Getting back to loving music thing – after dropping off my friend Kim, I decided to take the long way home, while listening to Stone Roses, particularly the song "Let It Ride" and it was the perfect accompaniment to a nice, meandering ride home after a fun evening of good conversation, food and drink. And when I say "perfect accompaniment" I mean it – it was a good tune to be listening to, it was kind of a transcendent moment. See, I love driving around with good music, and I especially love driving around at night with really beautiful acoustic rock playing. It makes me relax and clears my head. It is something that makes me feel that all is right with the world for at least a moment. I lack the ability to put into eloquent enough words how it makes me feel – peaceful, happy, introspective, thoughtful, at peace, calm, serene, contemplative, reflective, ruminative…. go look up the adjectives yourself, and they still won’t do it justice.
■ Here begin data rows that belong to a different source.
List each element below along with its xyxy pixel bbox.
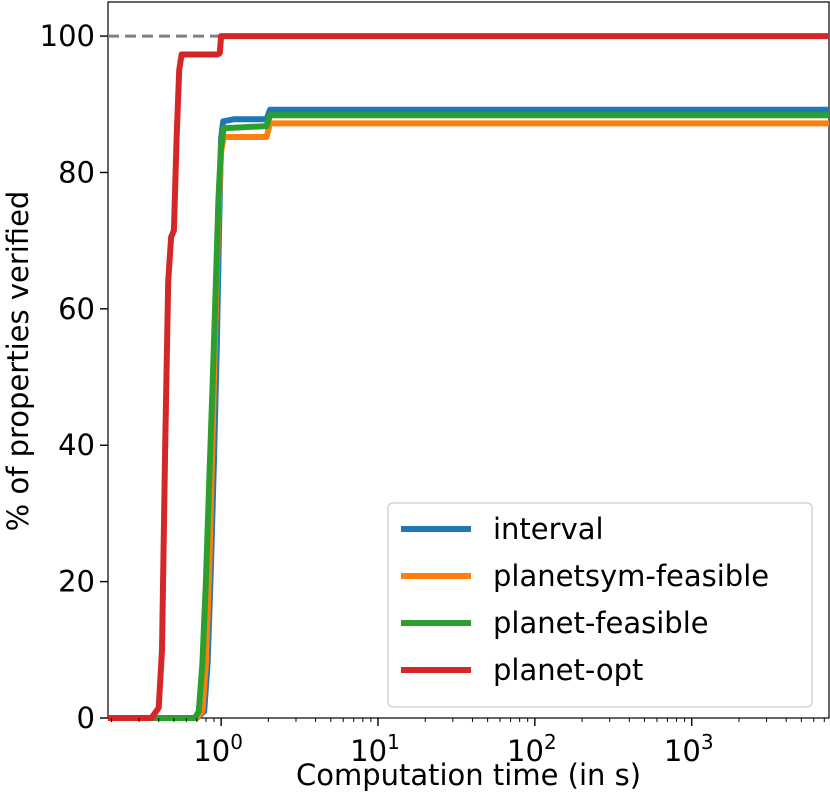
x-tick-label: 100 <box>193 730 243 768</box>
plot-frame <box>107 1 830 719</box>
x-axis-label: Computation time (in s) <box>296 758 641 792</box>
y-tick-label: 40 <box>58 428 95 462</box>
legend-label-interval: interval <box>493 512 604 546</box>
legend-label-planet-opt: planet-opt <box>493 653 643 687</box>
y-tick-label: 60 <box>58 292 95 326</box>
x-tick-label: 102 <box>507 730 557 768</box>
y-tick-label: 100 <box>40 19 95 53</box>
x-tick-label: 103 <box>664 730 714 768</box>
y-tick-label: 80 <box>58 155 95 189</box>
x-tick-label: 101 <box>350 730 400 768</box>
legend-box <box>387 502 813 708</box>
y-tick-label: 0 <box>77 701 95 735</box>
x-axis: 100 101 102 103 <box>110 718 825 768</box>
legend-label-planetsym-feasible: planetsym-feasible <box>493 559 769 593</box>
y-tick-label: 20 <box>58 565 95 599</box>
legend: interval planetsym-feasible planet-feasibl… <box>387 502 813 708</box>
series-line-planet-opt <box>108 33 829 721</box>
axes <box>107 1 830 719</box>
series-line-planet-feasible <box>108 112 829 721</box>
legend-label-planet-feasible: planet-feasible <box>493 606 709 640</box>
series-group <box>108 33 829 721</box>
y-axis-label: % of properties verified <box>1 191 35 532</box>
y-axis: 0 20 40 60 80 100 <box>40 19 108 735</box>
Admittedly, it does kind of remind me of a freakin’ car commercial – though it was a really good one, so I guess it is OK. Remember the Volkswagen commercial a few years back that featured a few friends in a convertible Jetta driving along the coast to the sound of Nick Drake’s "Pink Moon"? They end up at the party they were going to, and decide to continue driving around listening to the music rather than go to the party. That sums it up pretty well, actually.
So that’s why I love music – because somewhere, a song writer and his band have perfectly captured a moment that I was having – and they had no idea I was going to have and may or may not have had themselves… but at that very moment, it was a perfect match and it made me feel as good as could be. The same thing will happen, but in a totally different way later this week while going to see WASP and then Ozzfest on Thursday and Friday, respectively. No, it’s not quiet, contemplative music… but it’ll let me get my aggressions out by yelling, screaming, headbanging, jumping around, and all that crazy shit… and for that moment, that will be perfect as well.